The exceptional genomic word symmetry along DNA sequences
 Vera Afreixo^{1, 3, 4}Email author,
 João M. O. S. Rodrigues^{2, 4},
 Carlos A. C. Bastos^{2, 4} and
 Raquel M. Silva^{3, 4}
https://doi.org/10.1186/s1285901609050
© Afreixo et al. 2016
Received: 21 September 2015
Accepted: 19 January 2016
Published: 3 February 2016
Abstract
Background
The second Chargaff’s parity rule and its extensions are recognized as universal phenomena in DNA sequences. However, parity of the frequencies of reverse complementary oligonucleotides could be a mere consequence of the single nucleotide parity rule, if nucleotide independence is assumed. Exceptional symmetry (symmetry beyond that expected under an independent nucleotide assumption) was proposed previously as a meaningful measure of the extension of the second parity rule to oligonucleotides. The global exceptional symmetry was detected in long and short genomes.
Results
To explore the exceptional genomic word symmetry along the genome sequences, we propose a sliding window method to extract the values of exceptional symmetry (for all words or by word groups). We compare the exceptional symmetry effect size distribution in all human chromosomes against control scenarios (positive and negative controls), testing the differences and performing a residual analysis. We explore local exceptional symmetry in equivalent composition word groups, and find that the behaviour of the local exceptional symmetry depends on the word group.
Conclusions
We conclude that the exceptional symmetry is a local phenomenon in genome sequences, with distinct characteristics along the sequence of each chromosome. The local exceptional symmetry along the genomic sequences shows outlying segments, and those segments have high biological annotation density.
Keywords
Background
Chargaff’s first parity rule states that, in any sequence of doublestranded DNA molecules, the total number of complementary nucleotides is exactly equal [1]. Chargaff’s second parity rule states that those quantities are almost equal in a single strand of DNA [2–4], and this phenomenon holds in almost all living organisms.
The extension to the second parity rule is also known as single strand symmetry phenomenon. The single strand symmetry states that, in each DNA strand, the proportion of an oligonucleotide should be similar to that of its reverse complement [5–8]. There is no knowledge about why the parity is needed and there is no consensual explanation for the occurrence of the single strand phenomenon.

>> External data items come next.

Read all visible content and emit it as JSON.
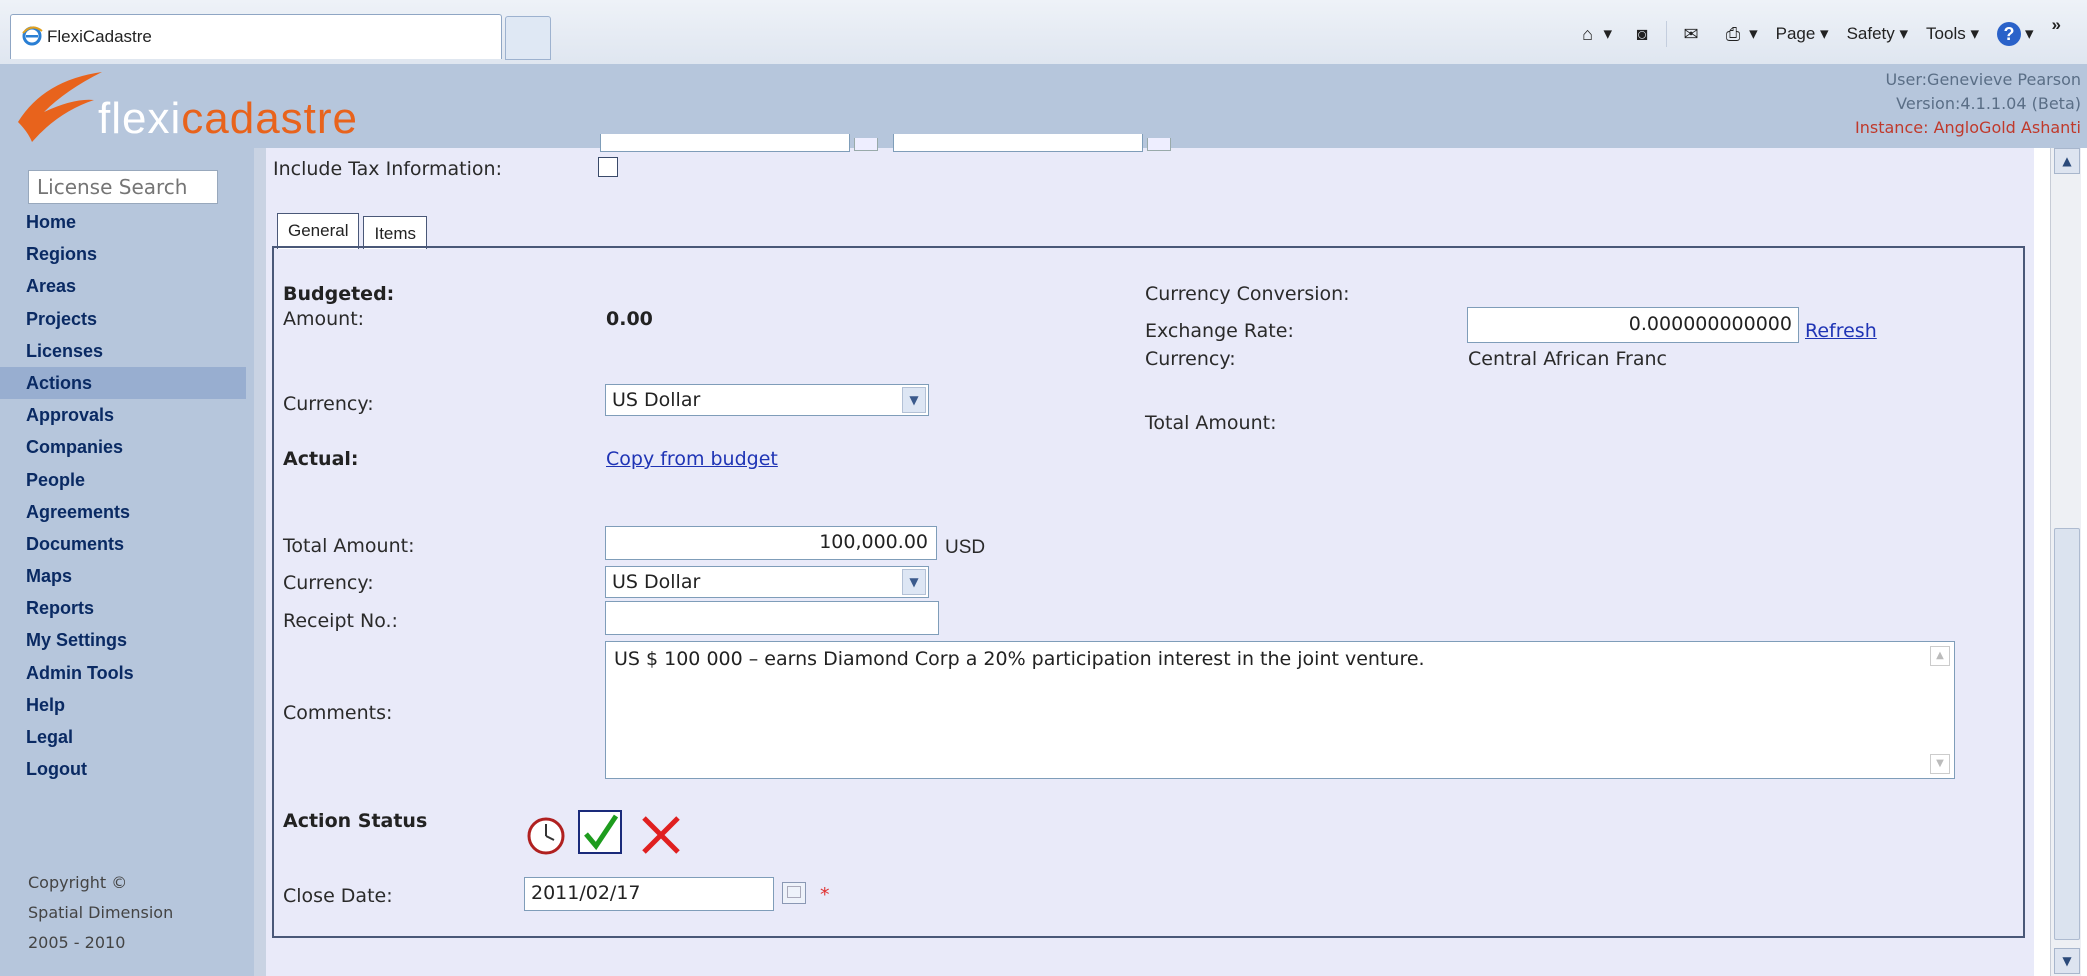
{
  "browser": {
    "tab_title": "FlexiCadastre",
    "commands": {
      "page": "Page ▾",
      "safety": "Safety ▾",
      "tools": "Tools ▾",
      "overflow": "»"
    }
  },
  "header": {
    "logo_text": {
      "part1": "flexi",
      "part2": "cadastre"
    },
    "user": "User:Genevieve Pearson",
    "version": "Version:4.1.1.04 (Beta)",
    "instance": "Instance: AngloGold Ashanti"
  },
  "sidebar": {
    "search_placeholder": "License Search",
    "items": [
      "Home",
      "Regions",
      "Areas",
      "Projects",
      "Licenses",
      "Actions",
      "Approvals",
      "Companies",
      "People",
      "Agreements",
      "Documents",
      "Maps",
      "Reports",
      "My Settings",
      "Admin Tools",
      "Help",
      "Legal",
      "Logout"
    ],
    "active": "Actions",
    "copyright": [
      "Copyright ©",
      "Spatial Dimension",
      "2005 - 2010"
    ]
  },
  "form": {
    "include_tax_label": "Include Tax Information:",
    "tabs": [
      "General",
      "Items"
    ],
    "budgeted_heading": "Budgeted:",
    "amount_label": "Amount:",
    "amount_value": "0.00",
    "currency_label": "Currency:",
    "budget_currency": "US Dollar",
    "actual_heading": "Actual:",
    "copy_link": "Copy from budget",
    "total_amount_label": "Total Amount:",
    "total_amount_value": "100,000.00",
    "total_amount_unit": "USD",
    "actual_currency": "US Dollar",
    "receipt_label": "Receipt No.:",
    "receipt_value": "",
    "comments_label": "Comments:",
    "comments_value": "US $ 100 000 – earns Diamond Corp a 20% participation interest in the joint venture.",
    "action_status_label": "Action Status",
    "close_date_label": "Close Date:",
    "close_date_value": "2011/02/17",
    "required_marker": "*",
    "conversion": {
      "heading": "Currency Conversion:",
      "rate_label": "Exchange Rate:",
      "rate_value": "0.000000000000",
      "refresh_link": "Refresh",
      "currency_label": "Currency:",
      "currency_value": "Central African Franc",
      "total_label": "Total Amount:"
    }
  }
}
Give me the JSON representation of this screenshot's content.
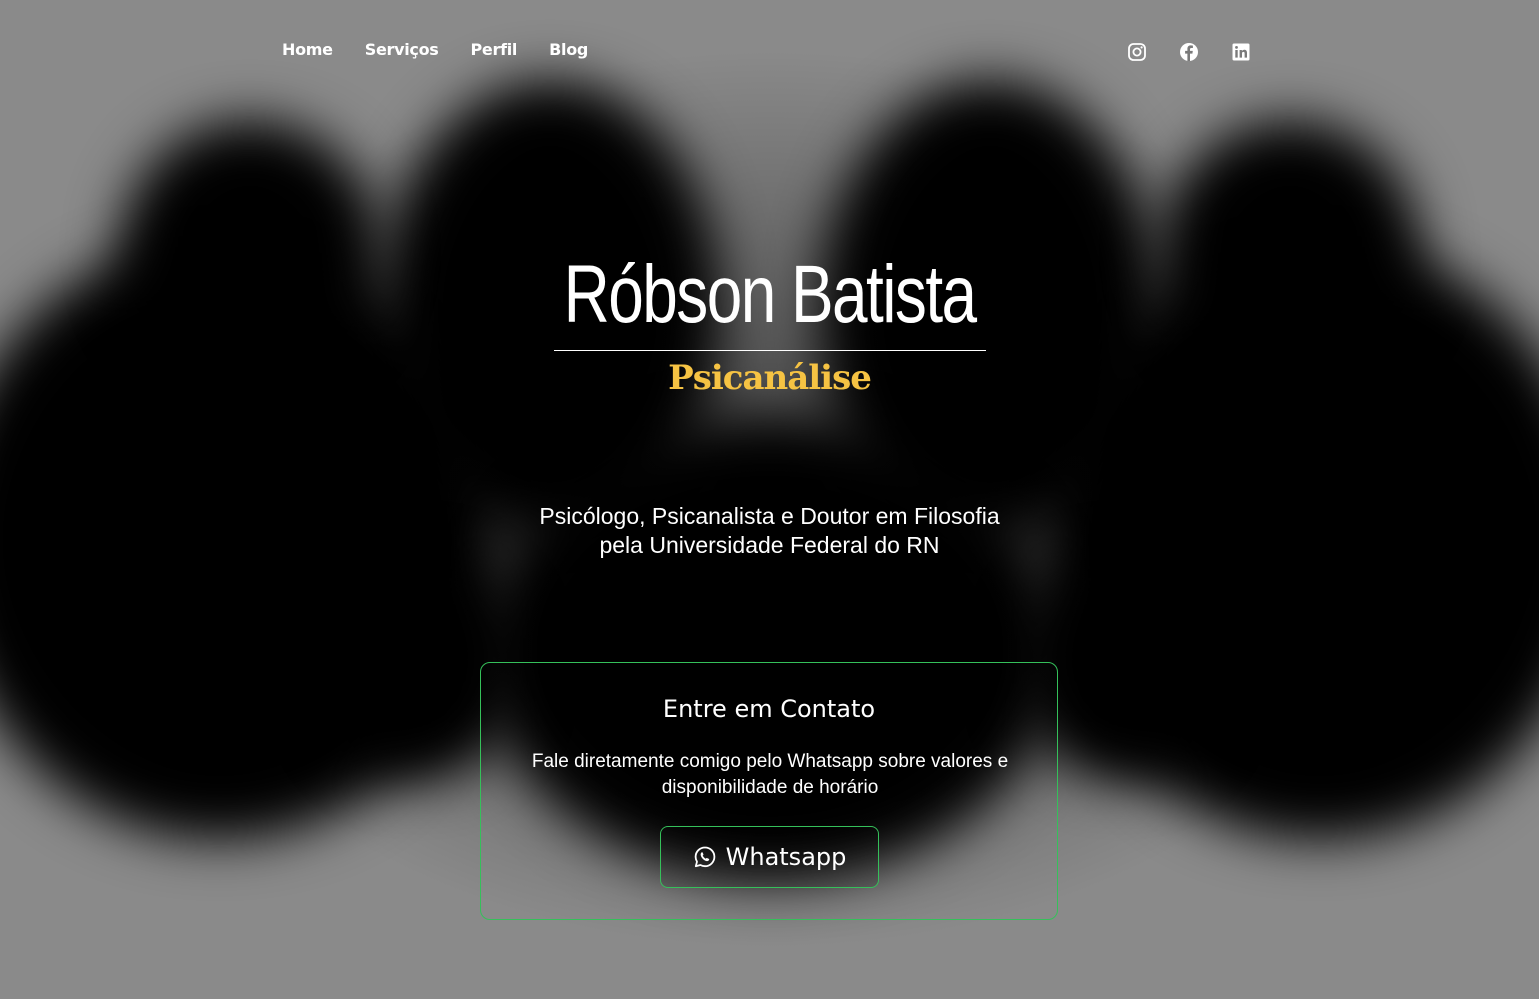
{
  "nav": {
    "items": [
      {
        "label": "Home"
      },
      {
        "label": "Serviços"
      },
      {
        "label": "Perfil"
      },
      {
        "label": "Blog"
      }
    ]
  },
  "social": [
    {
      "icon": "instagram-icon"
    },
    {
      "icon": "facebook-icon"
    },
    {
      "icon": "linkedin-icon"
    }
  ],
  "hero": {
    "title": "Róbson Batista",
    "subtitle": "Psicanálise",
    "description_line1": "Psicólogo, Psicanalista e Doutor em Filosofia",
    "description_line2": "pela Universidade Federal do RN"
  },
  "contact": {
    "title": "Entre em Contato",
    "text_line1": "Fale diretamente comigo pelo Whatsapp sobre valores e",
    "text_line2": "disponibilidade de horário",
    "button_label": "Whatsapp",
    "button_icon": "whatsapp-icon"
  },
  "colors": {
    "accent": "#f6c343",
    "border": "#35c05a",
    "text": "#ffffff"
  }
}
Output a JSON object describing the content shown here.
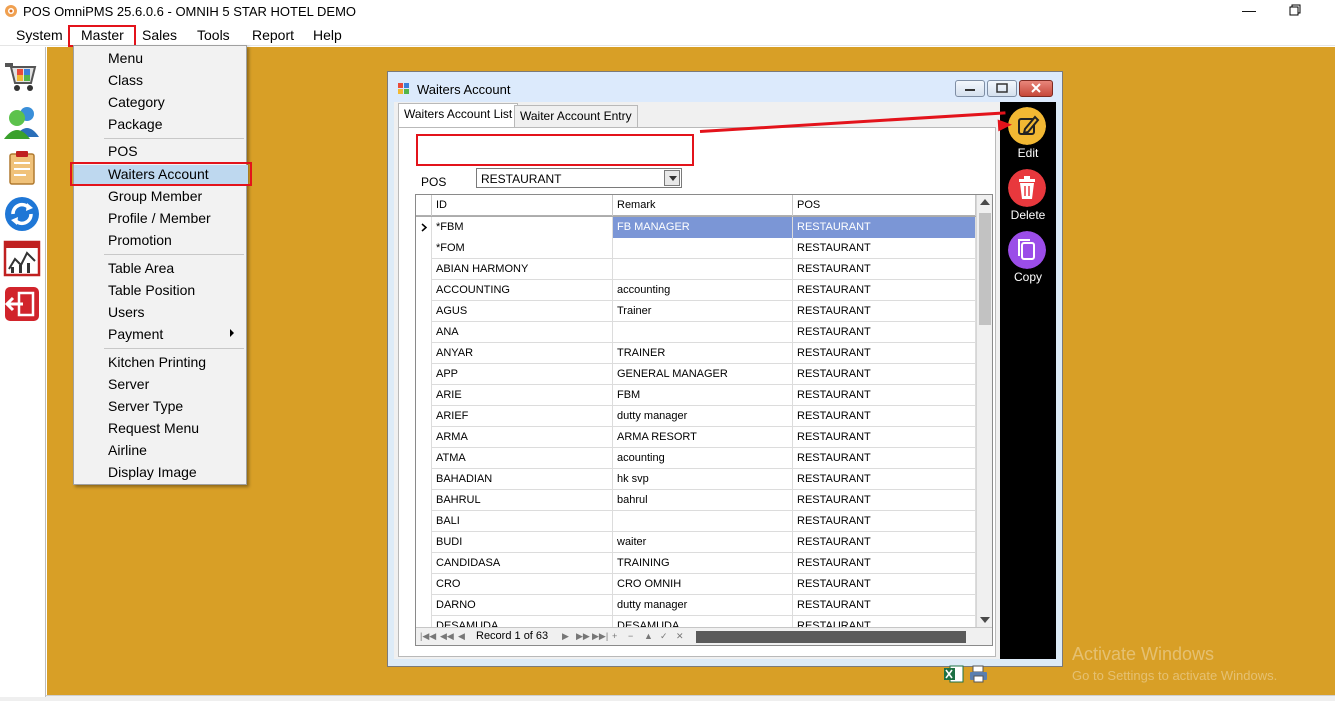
{
  "app": {
    "title": "POS OmniPMS 25.6.0.6 - OMNIH 5 STAR HOTEL DEMO"
  },
  "menubar": {
    "items": [
      "System",
      "Master",
      "Sales",
      "Tools",
      "Report",
      "Help"
    ]
  },
  "master_menu": {
    "items": [
      "Menu",
      "Class",
      "Category",
      "Package",
      "POS",
      "Waiters Account",
      "Group Member",
      "Profile / Member",
      "Promotion",
      "Table Area",
      "Table Position",
      "Users",
      "Payment",
      "Kitchen Printing",
      "Server",
      "Server Type",
      "Request Menu",
      "Airline",
      "Display Image"
    ],
    "highlighted": "Waiters Account"
  },
  "window": {
    "title": "Waiters Account",
    "tabs": [
      "Waiters Account List",
      "Waiter Account Entry"
    ],
    "pos_label": "POS",
    "pos_value": "RESTAURANT"
  },
  "grid": {
    "columns": [
      "ID",
      "Remark",
      "POS"
    ],
    "rows": [
      [
        "*FBM",
        "FB MANAGER",
        "RESTAURANT"
      ],
      [
        "*FOM",
        "",
        "RESTAURANT"
      ],
      [
        "ABIAN HARMONY",
        "",
        "RESTAURANT"
      ],
      [
        "ACCOUNTING",
        "accounting",
        "RESTAURANT"
      ],
      [
        "AGUS",
        "Trainer",
        "RESTAURANT"
      ],
      [
        "ANA",
        "",
        "RESTAURANT"
      ],
      [
        "ANYAR",
        "TRAINER",
        "RESTAURANT"
      ],
      [
        "APP",
        "GENERAL MANAGER",
        "RESTAURANT"
      ],
      [
        "ARIE",
        "FBM",
        "RESTAURANT"
      ],
      [
        "ARIEF",
        "dutty manager",
        "RESTAURANT"
      ],
      [
        "ARMA",
        "ARMA RESORT",
        "RESTAURANT"
      ],
      [
        "ATMA",
        "acounting",
        "RESTAURANT"
      ],
      [
        "BAHADIAN",
        "hk svp",
        "RESTAURANT"
      ],
      [
        "BAHRUL",
        "bahrul",
        "RESTAURANT"
      ],
      [
        "BALI",
        "",
        "RESTAURANT"
      ],
      [
        "BUDI",
        "waiter",
        "RESTAURANT"
      ],
      [
        "CANDIDASA",
        "TRAINING",
        "RESTAURANT"
      ],
      [
        "CRO",
        "CRO OMNIH",
        "RESTAURANT"
      ],
      [
        "DARNO",
        "dutty manager",
        "RESTAURANT"
      ],
      [
        "DESAMUDA",
        "DESAMUDA",
        "RESTAURANT"
      ]
    ],
    "record_text": "Record 1 of 63"
  },
  "actions": {
    "edit": "Edit",
    "delete": "Delete",
    "copy": "Copy"
  },
  "colors": {
    "workspace": "#d89f26",
    "highlight_red": "#e3131b",
    "edit": "#f2b833",
    "delete": "#e8383d",
    "copy": "#9b4de8"
  },
  "watermark": {
    "line1": "Activate Windows",
    "line2": "Go to Settings to activate Windows."
  }
}
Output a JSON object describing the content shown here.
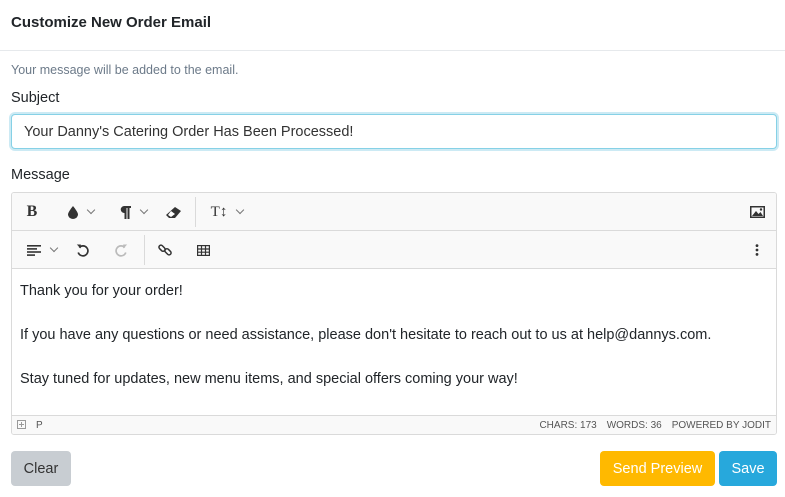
{
  "modal": {
    "title": "Customize New Order Email",
    "hint": "Your message will be added to the email."
  },
  "subject": {
    "label": "Subject",
    "value": "Your Danny's Catering Order Has Been Processed!"
  },
  "message": {
    "label": "Message",
    "paragraphs": [
      "Thank you for your order!",
      "If you have any questions or need assistance, please don't hesitate to reach out to us at help@dannys.com.",
      "Stay tuned for updates, new menu items, and special offers coming your way!"
    ]
  },
  "toolbar": {
    "bold_glyph": "B",
    "font_size_glyph": "T↕"
  },
  "statusbar": {
    "path": "P",
    "chars": "CHARS: 173",
    "words": "WORDS: 36",
    "powered": "POWERED BY JODIT"
  },
  "buttons": {
    "clear": "Clear",
    "send_preview": "Send Preview",
    "save": "Save"
  },
  "colors": {
    "preview_button": "#ffb900",
    "save_button": "#27a8dc",
    "clear_button": "#c8cdd2",
    "input_focus_border": "#86d1e6"
  }
}
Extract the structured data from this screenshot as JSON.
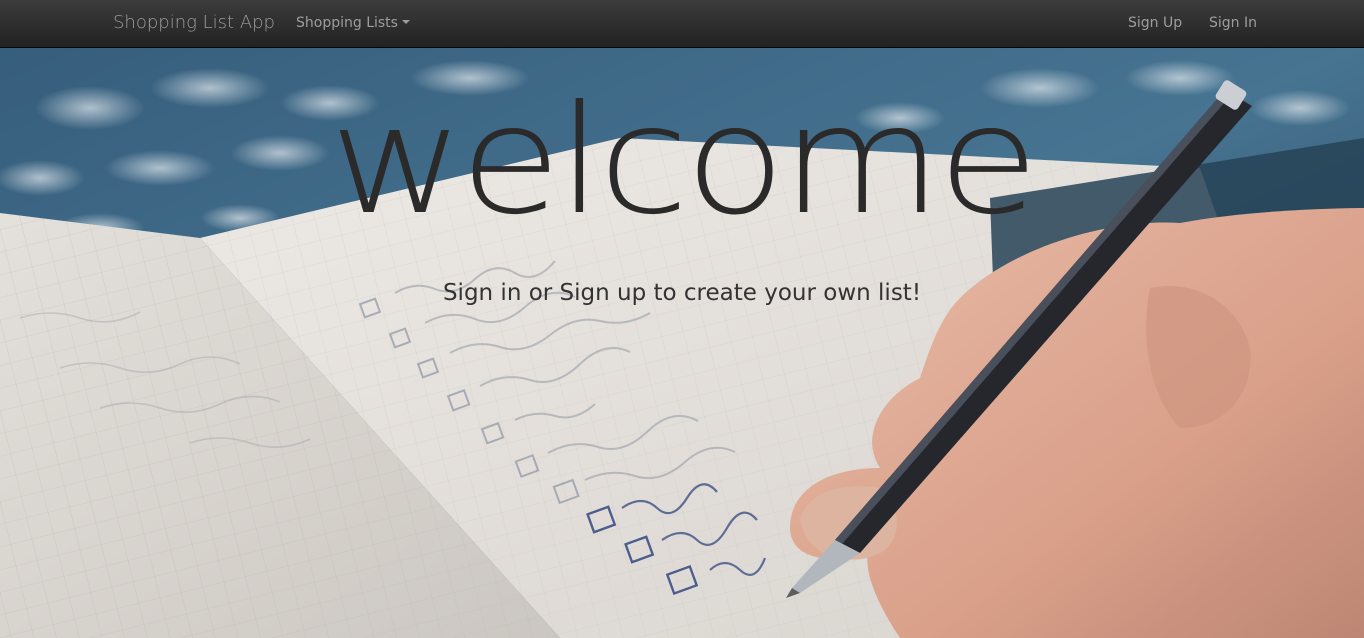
{
  "navbar": {
    "brand": "Shopping List App",
    "dropdown_label": "Shopping Lists",
    "signup_label": "Sign Up",
    "signin_label": "Sign In"
  },
  "hero": {
    "heading": "welcome",
    "tagline": "Sign in or Sign up to create your own list!",
    "background_image": "hand-writing-checklist-photo"
  },
  "colors": {
    "navbar_bg": "#2b2b2b",
    "nav_text": "#9d9d9d",
    "heading_text": "#2a2a2a"
  }
}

There are some attempts to explain the phenomenon related with the species evolution process, for example: stemloops hypothesis [9]; duplication followed by inversion hypothesis [10]; inversions and inverted transposition hypothesis [11]; no strand bias [12]; original trait of the primordial genome [8].
Powdel and others [13] studied the symmetry phenomenon in nonoverlapping regions of DNA of specific size. They analysed the frequency distributions of the local abundance of oligonucleotides along a single strand of DNA, and found that the frequency distributions of reverse complementary oligonucleotides tend to be statistically similar. Afreixo et al. [14] introduced a new symmetry measure, which emphasizes that the frequency of an oligonucleotide is more similar to the frequency of its reverse complement than to the frequencies of other equivalent composition oligonucleotides. They also identified several word groups with a strong exceptional symmetry. Here, we have applied this measure to find genomic regions with very strong exceptional symmetry effect and to characterize their nonuniform behaviour. We observed exceptional symmetry throughout the human genome. Moreover, some regions showed outlying exceptional symmetry, and those are enriched in proteincoding annotated genes.
Methods
Materials
We analysed the whole human genome, reference assembly build 37.3, available from the website of the National Center for Biotechnology Information. In our data processing, the chromosomes were processed as separate sequences, words were counted with overlap. We also produced and used random control experiments. Those experiments tried to mimic some features of each human chromosome and contained the same number of base pairs of the corresponding chromosome (see ‘Control experiments’ subsection).
We obtained the coding sequences (cds file) for all the transcripts of the human genome (release 75) from Ensembl (http://www.ensembl.org/), to use in coding vs noncoding region classification.
Exceptional genomic word symmetry
In a previous work, we proposed the concept of exceptional genomic word symmetry in equivalent composition groups (ECG), and globally [14]. Exceptional symmetry is a refinement of Chargaff’s second parity rule that highlights the words whose frequencies of occurrence are similar to those of their reversed complements, but are dissimilar to the frequencies of occurrence of other words with equivalent composition. Words of equal length are defined to have equivalent composition if they contain the same number of nucleotides A or T.
Some words are equal to their reverse complement. We denote these as self symmetric words (SSW). We also define a symmetric word pair as the set composed by one word w and the corresponding reverse complement word w ^{′}, with (w ^{′})^{′}=w.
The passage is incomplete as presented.